I got another email from my friend with the thesis that processors will become ever more homogeneous as time goes on, while I believe in a relative heterogenezation (is that a word?) of computer architecture with many special-purpose accelerators and helper processors. This argument is put forward in a previous blog post. In this round, the arguments for homogenization are from the gaming world.
In particular:
- Alex St John interviewed by ExtremeTech. He is making the case that new Intel and AMD developments will create a new breakthrough for PC gaming. And the breakthrough is putting the GPU on the CPU chip. This will certainly enable interesting optimizations in the computer architecture, but it is really an accelerator on the chip. So we remove the separate GPU, but keep it on the chip. It is still not the same core as the CPU.

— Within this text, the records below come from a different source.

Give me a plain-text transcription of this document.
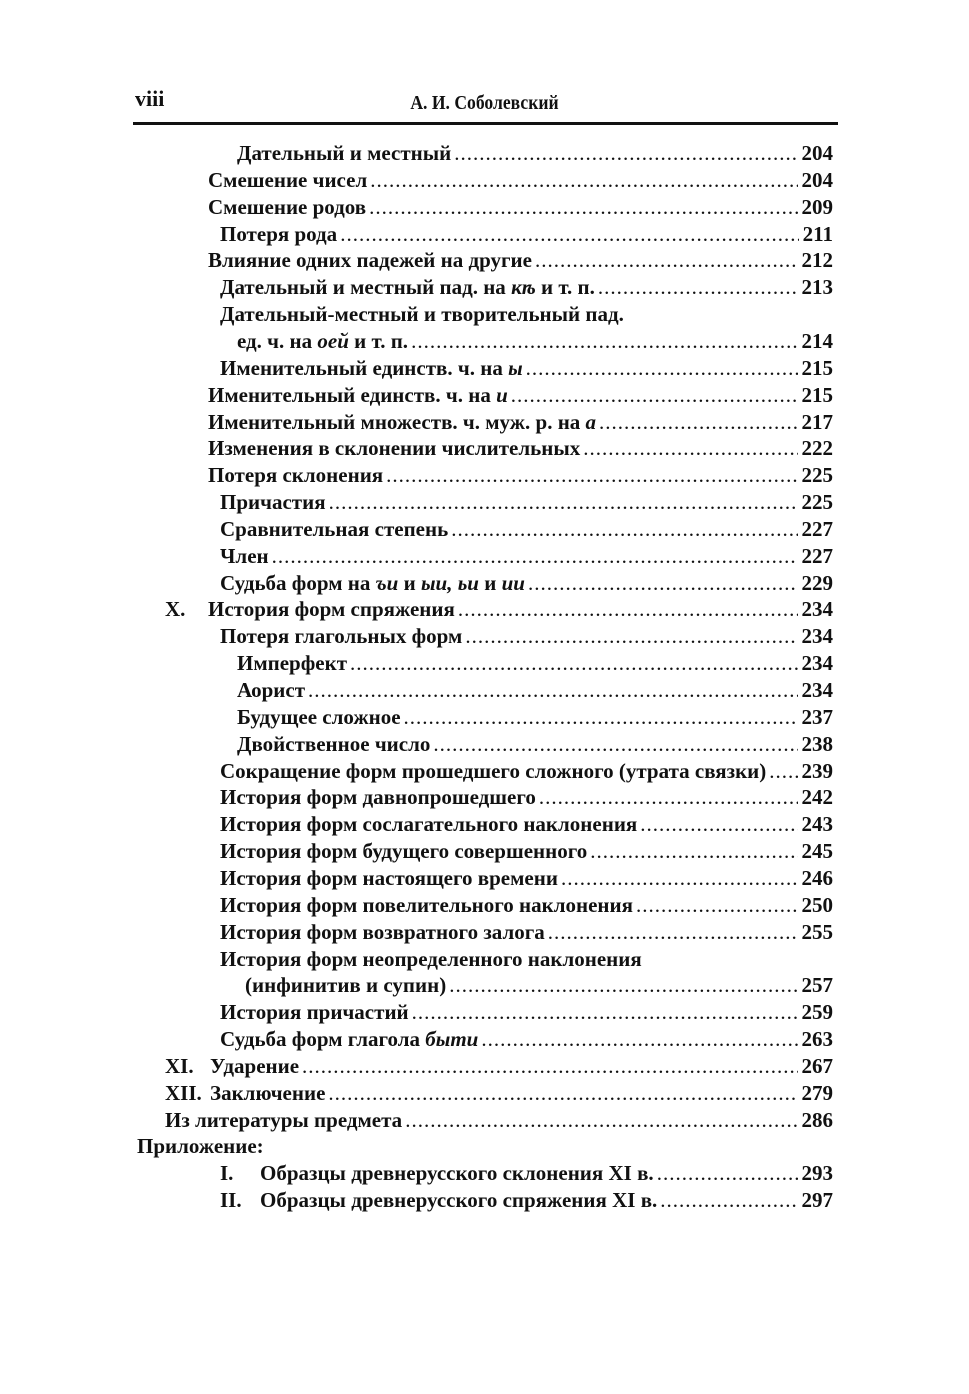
viii	А. И. Соболевский
Дательный и местный .....	204
Смешение чисел .....	204
Смешение родов .....	209
Потеря рода .....	211
Влияние одних падежей на другие .....	212
Дательный и местный пад. на кѣ и т. п. .....	213
Дательный-местный и творительный пад.
ед. ч. на оей и т. п. .....	214
Именительный единств. ч. на ы .....	215
Именительный единств. ч. на и .....	215
Именительный множеств. ч. муж. р. на а .....	217
Изменения в склонении числительных .....	222
Потеря склонения .....	225
Причастия .....	225
Сравнительная степень .....	227
Член .....	227
Судьба форм на ъи и ыи, ьи и ии .....	229
X. История форм спряжения .....	234
Потеря глагольных форм .....	234
Имперфект .....	234
Аорист .....	234
Будущее сложное .....	237
Двойственное число .....	238
Сокращение форм прошедшего сложного (утрата связки) ..... 239
История форм давнопрошедшего .....	242
История форм сослагательного наклонения .....	243
История форм будущего совершенного .....	245
История форм настоящего времени .....	246
История форм повелительного наклонения .....	250
История форм возвратного залога .....	255
История форм неопределенного наклонения
(инфинитив и супин) .....	257
История причастий .....	259
Судьба форм глагола быти .....	263
XI. Ударение .....	267
XII. Заключение .....	279
Из литературы предмета .....	286
Приложение:
I. Образцы древнерусского склонения XI в. .....	293
II. Образцы древнерусского спряжения XI в. .....	297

- Nvidia scrapping the PhysX hardware and integrating the software into its CUDA GPU-driven offering. There goes the Physics Processing Engine as a separate design. This is a homogenization of the GPU/gaming accelerator market for PCs. But really a general trend. GPUs will become more programmable over time, and they will gobble up other accelerators. But I still think that this is mostly because there is a large segment of computing that is served by regular algorithms and signal-processing-style codes. I do not see that fusing with a general-purpose x86 CPU any day soon. There is still benefit to heterogeneity due to the very different target domain characteristics.
- Intel Larrabee — interesting beast this. Seems to be a chip containing a large (unknown how many) x86-style cores with extra vector processing extensions. Since Intel is aiming at many cores on a chip, the cores cannot be as aggressive as the current Core microarchitecture. If we assume, for the purpose of argument, that they will indeed by compatible with current x86 code, what we get when we combine a Larrabee chip with a Core chip in the same system is a system where all cores in principle can run the same code. But where they have very different performance characteristics, so that code still needs to be targeted in the right way for the right core (or probably entire chip) to run well. So we see heterogeneity in the performance, but homogeneity (to some extent) in the ISA. And compared to a current NVIDIA-style GPU, it is certainly more similar to a general-purpose CPU. But that is also where NVIDIA is going, adding more and more general programmability while never giving up raw performance. So yes, it is homogenization in the sense that the GPUs become less extremely unlike a general-purpose x86 core.
To sum up, it would seem that in PC land, CPUs and GPUs will start to steal traits from each other in coming years. This leads to less variations in the programming models, but the GPUs (and I include Larrabee there) and CPUs will still be quite different since they are optimized for quite different types of workloads. I do not see general-purpose CPUs replacing the GPUs. GPUs appeared for a reason, and that is that graphics can always use more performance per chip area than you can ever get from a general-purpose CPU that has to try to be good at everything.
My post at http://jakob.engbloms.se/archives/116 has a short comment from David Ditzel of Transmeta fame about the renewed general interest in accelerator technologies in servers. Which is an argument in the favor of heterogeneity.
It should be noted that he does temper it with the note that “you need a large volume of kit for a particular task” to make an accelerator worth its design cost. But I think that this is very often the case in embedded computing in particular, and general-purpose and servers quite often.